Pasal ini menujukkan bahwa Bawaslu sesungguhnya sekedar mengumpulkan laporan pelanggaran yang terjadi pada semua tahapan pemilu. Sedangkan tugas dan  kapasitasnya masih bergantung dengan pihak lain. Bahkan tugas dan wewenang yang melekat pada Petugas Pemilih Lapangan (Panwaslu di level desa) hanya sekedar menerima laporan dugaan pelanggaran yang dilakukan oleh penyelenggara terhadap berbagai tahapan pemilu (Pasal 82). Bukan pelanggaran yang dilakukan masyarakat atau peserta pemilu.

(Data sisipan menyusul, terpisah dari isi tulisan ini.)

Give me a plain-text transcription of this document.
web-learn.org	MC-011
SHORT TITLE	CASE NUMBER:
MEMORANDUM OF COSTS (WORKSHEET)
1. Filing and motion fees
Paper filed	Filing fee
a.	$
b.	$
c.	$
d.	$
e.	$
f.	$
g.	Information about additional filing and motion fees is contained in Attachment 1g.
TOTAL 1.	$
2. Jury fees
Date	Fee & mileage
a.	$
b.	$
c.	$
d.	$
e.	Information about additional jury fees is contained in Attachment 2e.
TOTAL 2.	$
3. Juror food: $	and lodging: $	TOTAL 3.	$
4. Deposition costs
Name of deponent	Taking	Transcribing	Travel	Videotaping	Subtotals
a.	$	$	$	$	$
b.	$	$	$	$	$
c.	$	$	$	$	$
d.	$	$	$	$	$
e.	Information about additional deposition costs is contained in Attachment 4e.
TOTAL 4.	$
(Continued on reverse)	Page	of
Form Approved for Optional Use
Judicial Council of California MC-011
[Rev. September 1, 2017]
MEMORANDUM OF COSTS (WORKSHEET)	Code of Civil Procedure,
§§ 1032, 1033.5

Ketiga, pelembagaan hukum dalam pemilukada juga gagal karena secara substansi UU No. 32 Tahun 2004 bahkan Undang-Undang Republik Indonesia Nomor 12 Tahun 2008 Tentang Perubahan Kedua Atas Undang-Undang Nomor 32 Tahun 2004 Tentang Pemerintahan Daerah --- tidak secara jelas mengatur proses hukum, materil formil- yang bisa ditempuh ketika berhadapan dengan pelanggaran atau persoalan hukum dalam pemilukada. Misalnya dalam persoalan Penetapan Pasangan Calon. Pasal 61 UU No. 32 Tahun 2004 tidak mengatur mekanisme hukum apabila ada pasangan yang keberatan tentang keputusan KPUD tentang penetapan pasangan calon. Begitu juga dengan tahapan lainnya. Karena tidak jelasnya mekanisme hukum yang mengatur, maka formula penyelesaian sering berakhir kepada bentrokan dan anarkhisme seperti yang terjadi baru-baru ini di Pemilukada Mojokerto. Jawa Timur.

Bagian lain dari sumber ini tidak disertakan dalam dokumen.